The protection gave Arians the opportunity to unleash the Browns most aggressive gameplan in weeks, attacking Arizona cornerbacks David Barrett and Renaldo Hill, who were often left alone on islands in the Cardinals' fruitless attempts to blitz Holcomb.

"It is considerably easier to be aggressive as an offensive coordinator when you have your offensive line back intact," said Davis. "There were two or three times when the difference between a 40- or 50-yard gain was just a fractions of a second. The ball got delivered, we made the play, then Kelly got hit and knocked to the ground. Maybe in previous weeks, he would have had to scramble around in the pocket and that screws up the timing."

The line also did just enough in the running game to help James Jackson (19 carries, 45 yards) post the first two-touchdown game of his three-year career. Jackson scored on 4-yard runs in the third and fourth quarter to continue the rout.

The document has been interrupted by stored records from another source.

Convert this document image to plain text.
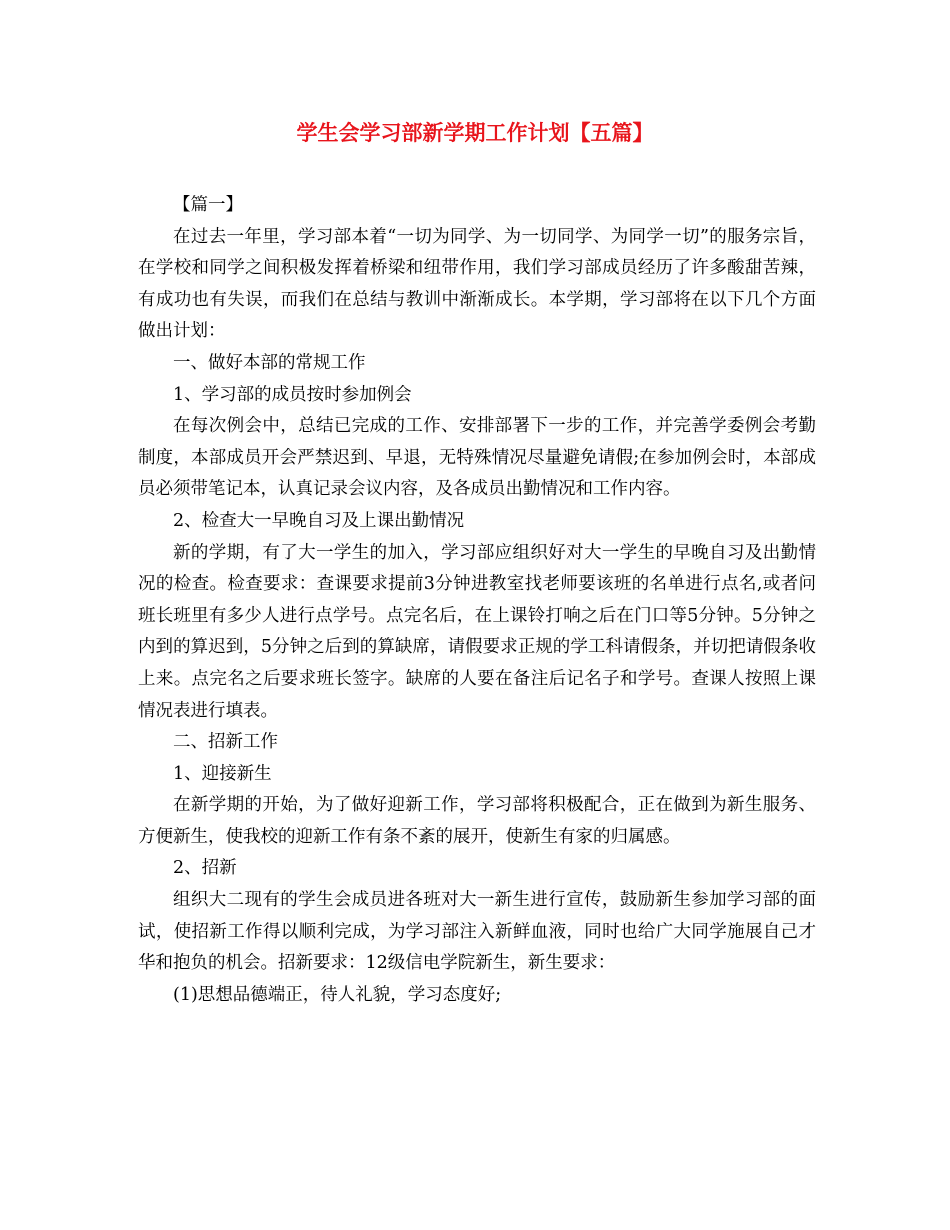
学生会学习部新学期工作计划【五篇】

【篇一】

在过去一年里，学习部本着“一切为同学、为一切同学、为同学一切”的服务宗旨，在学校和同学之间积极发挥着桥梁和纽带作用，我们学习部成员经历了许多酸甜苦辣，有成功也有失误，而我们在总结与教训中渐渐成长。本学期，学习部将在以下几个方面做出计划：

一、做好本部的常规工作

1、学习部的成员按时参加例会

在每次例会中，总结已完成的工作、安排部署下一步的工作，并完善学委例会考勤制度，本部成员开会严禁迟到、早退，无特殊情况尽量避免请假;在参加例会时，本部成员必须带笔记本，认真记录会议内容，及各成员出勤情况和工作内容。

2、检查大一早晚自习及上课出勤情况

新的学期，有了大一学生的加入，学习部应组织好对大一学生的早晚自习及出勤情况的检查。检查要求：查课要求提前3分钟进教室找老师要该班的名单进行点名,或者问班长班里有多少人进行点学号。点完名后，在上课铃打响之后在门口等5分钟。5分钟之内到的算迟到，5分钟之后到的算缺席，请假要求正规的学工科请假条，并切把请假条收上来。点完名之后要求班长签字。缺席的人要在备注后记名子和学号。查课人按照上课情况表进行填表。

二、招新工作

1、迎接新生

在新学期的开始，为了做好迎新工作，学习部将积极配合，正在做到为新生服务、方便新生，使我校的迎新工作有条不紊的展开，使新生有家的归属感。

2、招新

组织大二现有的学生会成员进各班对大一新生进行宣传，鼓励新生参加学习部的面试，使招新工作得以顺利完成，为学习部注入新鲜血液，同时也给广大同学施展自己才华和抱负的机会。招新要求：12级信电学院新生，新生要求：

(1)思想品德端正，待人礼貌，学习态度好;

The Browns' defense was just as dominant, keeping an opponent out of the end zone for the third time this season. Arizona's only points came on Neil Rackers field goals of 42 yards in the second quarter and 26 yards in the third.

"I thought we played well, but I wouldn't necessarily say it was our best game of the year," said defensive coordinator Dave Campo. "It was probably the most consistent pressure we've put on the quarterback all year, though."

While Mark Word was credited with the Browns' only sack on a play that saw Cardinals quarterback Jeff Blake scramble out of bounds for a loss, the Browns' front four often forced Blake (9-of-21, 121 yards) and backup Josh McCown (4-of-11, 31 yards) to throw either on the run or before they was ready. The result was a combined three-interception day by safety Earl Little, rookie cornerback Leigh Bodden, and veteran linebacker Brant Boyer, making his first start of the season in place of the injured Ben Taylor (back).

The Cardinals were just as ineffective running the ball. Marcel Shipp, who had played well in recent weeks since replacing eventual Hall of Fame running back Emmitt Smith, managed just 23 yards on nine carries. Shipp also fumbled once on a second-quarter hit by Browns defensive end Courtney Brown.

"This was a big win ... but now we have to show we can play like this consistently," said Holcomb. "We haven't done that this season ... You have to win games in November and December in this league, and we have another big one next week (against the Pittsburgh Steelers), and I'm looking forward to it."

At 4-6, the Browns are now just one game behind Baltimore and Cincinnati in division logjam. Pittsburgh can also move one game of the pace with a win tonight at San Francisco.